In our study, the thickness of the digastric muscles was within normal ranges. However, the thickness of the tongue was increased (>2 SD) in 70 % of the patients in the ENAS and LNAS. This muscle hypertrophy is also known from calf enlargement in DMD. Lower leg muscles were found to have a distinct clinical appearance as DMD progresses with selective muscle involvement, from which the underlying etiology is uncertain [29]. Calf-muscle hypertrophy with an increase in muscle fiber size (without infiltration of fatty tissue) was considered to be characteristic of the first stage of muscle change in DMD. It was called pseudohypertrophy if the echo intensity of the muscles exceeded normal values [30]. Marden et al. [31] hypothesized that this muscle hypertrophy occurred in spared muscles.
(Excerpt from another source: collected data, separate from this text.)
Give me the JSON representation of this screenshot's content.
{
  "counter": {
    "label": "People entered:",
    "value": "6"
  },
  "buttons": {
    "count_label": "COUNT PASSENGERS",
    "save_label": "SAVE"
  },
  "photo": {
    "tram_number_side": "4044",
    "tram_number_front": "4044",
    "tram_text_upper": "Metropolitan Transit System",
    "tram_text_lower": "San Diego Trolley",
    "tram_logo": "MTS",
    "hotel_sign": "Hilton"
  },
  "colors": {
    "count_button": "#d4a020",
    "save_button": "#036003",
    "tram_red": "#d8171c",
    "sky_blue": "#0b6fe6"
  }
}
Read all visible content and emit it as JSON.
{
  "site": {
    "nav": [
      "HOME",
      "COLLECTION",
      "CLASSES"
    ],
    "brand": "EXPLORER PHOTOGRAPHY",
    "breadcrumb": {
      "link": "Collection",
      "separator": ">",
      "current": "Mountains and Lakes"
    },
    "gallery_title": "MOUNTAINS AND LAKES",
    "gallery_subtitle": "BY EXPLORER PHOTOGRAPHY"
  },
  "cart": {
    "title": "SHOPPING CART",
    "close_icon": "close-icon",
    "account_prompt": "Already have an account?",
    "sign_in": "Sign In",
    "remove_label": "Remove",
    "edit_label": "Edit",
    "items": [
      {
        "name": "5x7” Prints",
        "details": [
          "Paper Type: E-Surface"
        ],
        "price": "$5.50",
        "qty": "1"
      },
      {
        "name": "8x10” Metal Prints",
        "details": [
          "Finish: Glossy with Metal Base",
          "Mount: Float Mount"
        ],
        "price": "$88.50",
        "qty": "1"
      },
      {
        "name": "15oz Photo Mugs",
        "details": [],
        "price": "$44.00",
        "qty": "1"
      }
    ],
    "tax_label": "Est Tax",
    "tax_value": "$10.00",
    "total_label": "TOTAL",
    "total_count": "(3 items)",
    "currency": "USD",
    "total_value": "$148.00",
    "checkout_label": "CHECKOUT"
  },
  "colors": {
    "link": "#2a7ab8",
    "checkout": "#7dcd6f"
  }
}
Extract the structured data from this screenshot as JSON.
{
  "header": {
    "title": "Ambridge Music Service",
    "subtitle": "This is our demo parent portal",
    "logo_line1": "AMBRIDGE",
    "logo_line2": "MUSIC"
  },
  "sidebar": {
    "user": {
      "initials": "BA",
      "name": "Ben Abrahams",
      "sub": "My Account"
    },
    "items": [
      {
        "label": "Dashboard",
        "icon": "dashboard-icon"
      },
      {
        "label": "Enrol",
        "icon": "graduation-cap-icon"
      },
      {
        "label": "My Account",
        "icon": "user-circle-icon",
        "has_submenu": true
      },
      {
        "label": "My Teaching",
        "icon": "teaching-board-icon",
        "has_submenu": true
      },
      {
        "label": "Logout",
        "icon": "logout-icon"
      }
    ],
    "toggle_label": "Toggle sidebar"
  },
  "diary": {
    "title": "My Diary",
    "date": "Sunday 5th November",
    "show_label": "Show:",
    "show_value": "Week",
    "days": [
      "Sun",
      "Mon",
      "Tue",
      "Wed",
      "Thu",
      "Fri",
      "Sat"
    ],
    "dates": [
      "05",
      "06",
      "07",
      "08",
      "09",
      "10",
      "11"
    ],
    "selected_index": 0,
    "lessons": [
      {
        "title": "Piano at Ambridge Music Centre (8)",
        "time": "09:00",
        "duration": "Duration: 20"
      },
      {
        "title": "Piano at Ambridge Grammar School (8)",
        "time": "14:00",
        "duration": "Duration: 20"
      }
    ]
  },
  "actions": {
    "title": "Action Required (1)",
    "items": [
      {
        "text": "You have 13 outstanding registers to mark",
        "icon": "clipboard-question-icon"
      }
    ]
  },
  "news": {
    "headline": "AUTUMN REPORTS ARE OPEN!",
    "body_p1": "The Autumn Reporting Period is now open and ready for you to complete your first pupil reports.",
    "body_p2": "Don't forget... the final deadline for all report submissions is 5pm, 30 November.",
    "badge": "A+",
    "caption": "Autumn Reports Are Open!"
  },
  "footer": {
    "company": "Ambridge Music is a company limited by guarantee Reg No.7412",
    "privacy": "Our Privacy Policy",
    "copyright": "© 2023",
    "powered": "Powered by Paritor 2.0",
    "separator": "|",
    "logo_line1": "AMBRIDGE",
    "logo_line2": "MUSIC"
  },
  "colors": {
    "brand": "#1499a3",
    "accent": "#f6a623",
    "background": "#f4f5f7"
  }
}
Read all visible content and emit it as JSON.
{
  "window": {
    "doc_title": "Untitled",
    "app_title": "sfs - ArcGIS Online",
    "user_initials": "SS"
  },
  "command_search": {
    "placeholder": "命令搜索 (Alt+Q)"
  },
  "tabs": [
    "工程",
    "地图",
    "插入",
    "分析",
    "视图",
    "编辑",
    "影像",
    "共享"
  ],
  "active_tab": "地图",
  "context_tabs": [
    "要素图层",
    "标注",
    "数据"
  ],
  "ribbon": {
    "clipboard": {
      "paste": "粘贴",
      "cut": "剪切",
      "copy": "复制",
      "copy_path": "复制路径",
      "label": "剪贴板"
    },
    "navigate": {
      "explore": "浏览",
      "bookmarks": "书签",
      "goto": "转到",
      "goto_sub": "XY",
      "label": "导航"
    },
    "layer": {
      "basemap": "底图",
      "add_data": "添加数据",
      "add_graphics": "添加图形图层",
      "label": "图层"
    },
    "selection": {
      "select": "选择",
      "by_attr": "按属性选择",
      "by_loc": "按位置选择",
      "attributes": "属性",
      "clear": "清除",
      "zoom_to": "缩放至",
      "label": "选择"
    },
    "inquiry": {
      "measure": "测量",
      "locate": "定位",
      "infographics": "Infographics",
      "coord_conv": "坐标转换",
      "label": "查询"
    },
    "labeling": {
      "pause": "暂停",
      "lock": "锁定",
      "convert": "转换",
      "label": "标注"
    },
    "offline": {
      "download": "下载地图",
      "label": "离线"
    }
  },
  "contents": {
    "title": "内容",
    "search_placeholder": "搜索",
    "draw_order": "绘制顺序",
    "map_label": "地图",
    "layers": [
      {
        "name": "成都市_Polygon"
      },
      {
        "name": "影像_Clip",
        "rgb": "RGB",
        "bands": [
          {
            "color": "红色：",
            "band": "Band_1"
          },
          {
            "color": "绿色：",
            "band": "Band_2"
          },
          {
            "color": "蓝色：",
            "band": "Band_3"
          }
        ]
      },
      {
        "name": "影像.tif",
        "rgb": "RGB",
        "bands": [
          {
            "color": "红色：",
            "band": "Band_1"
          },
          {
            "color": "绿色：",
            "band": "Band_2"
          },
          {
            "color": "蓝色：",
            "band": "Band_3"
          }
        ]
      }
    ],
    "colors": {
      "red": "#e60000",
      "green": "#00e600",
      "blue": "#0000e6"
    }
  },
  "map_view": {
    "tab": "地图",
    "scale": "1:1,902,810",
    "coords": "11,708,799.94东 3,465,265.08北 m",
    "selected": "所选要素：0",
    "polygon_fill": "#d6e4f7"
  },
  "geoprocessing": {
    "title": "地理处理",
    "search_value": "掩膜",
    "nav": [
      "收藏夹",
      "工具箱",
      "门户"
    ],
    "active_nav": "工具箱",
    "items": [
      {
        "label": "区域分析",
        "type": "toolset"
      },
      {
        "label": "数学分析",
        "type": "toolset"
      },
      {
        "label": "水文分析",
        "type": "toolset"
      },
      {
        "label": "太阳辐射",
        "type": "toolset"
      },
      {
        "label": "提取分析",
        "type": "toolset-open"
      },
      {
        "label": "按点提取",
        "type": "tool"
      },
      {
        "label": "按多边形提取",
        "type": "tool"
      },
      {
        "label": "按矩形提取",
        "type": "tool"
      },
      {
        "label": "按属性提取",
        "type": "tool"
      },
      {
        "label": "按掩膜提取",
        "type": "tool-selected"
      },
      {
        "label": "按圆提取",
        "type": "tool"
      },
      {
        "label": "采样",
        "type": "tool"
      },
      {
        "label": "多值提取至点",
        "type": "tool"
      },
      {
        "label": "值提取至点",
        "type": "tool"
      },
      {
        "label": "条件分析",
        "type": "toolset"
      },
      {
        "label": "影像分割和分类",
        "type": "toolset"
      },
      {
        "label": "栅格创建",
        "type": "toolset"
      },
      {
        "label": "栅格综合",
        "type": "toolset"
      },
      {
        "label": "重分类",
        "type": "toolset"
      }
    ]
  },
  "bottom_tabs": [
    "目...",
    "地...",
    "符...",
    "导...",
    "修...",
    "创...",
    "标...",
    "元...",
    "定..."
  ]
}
Muscles of the tongue also retain their function longer and show the same tendency with selective muscle involvement. In the ENAS we found an increase in tongue thickness without increased echo intensity, which can be considered hypertrophy. We suggest that the macroglossia in the LNAS, based on the significant correlation between increased echo intensity and tongue thickness, is a pseudohypertrophic phenomenon.

Our results demonstrate that dysphagia in DMD patients is caused by dystrophic changes in submental muscles and the tongue, starting in the AS. Oral muscles become severely affected in the LNAS, resulting in reduced strength, which influences mostly the deglutition of solid food.

Rehabilitation in neuromuscular disorders can be focused on both recommendations for behavioral compensations and task-specific restorative training [32], taking into account the underlying pathophysiological processes. The primary aim in dysphagia rehabilitation is safety, i.e., preventing choking and aspiration pneumonia. In case of choking, the general advice is to take thickened liquids. However, this is not appropriate in this patient group. Our findings lead to the conclusion that in this patient group solid food causes the most oral phase problems and pharyngeal post-swallow residue. Based on the disturbed mechanisms it is suggested that these problems can be diminished by adjusting meals (more liquid and thick liquid than solid food) and drinking water during and after meals to clear the pharyngeal residue, because it is known from the literature that aspiration pneumonia can be caused by this post-swallow residue [24]. The value of these preliminary recommendations must be proved in future therapeutic trials as well as the value of task-specific restorative training in case of dysphagia in DMD.

Attention to possible dysphagia is necessary not only in LNAS of DMD [2], but also in the early stages of the disease. Further research is needed to study the influence of medication, such as prednisone, on the involvement of oral muscles and on the clinical course of dysphagia in DMD.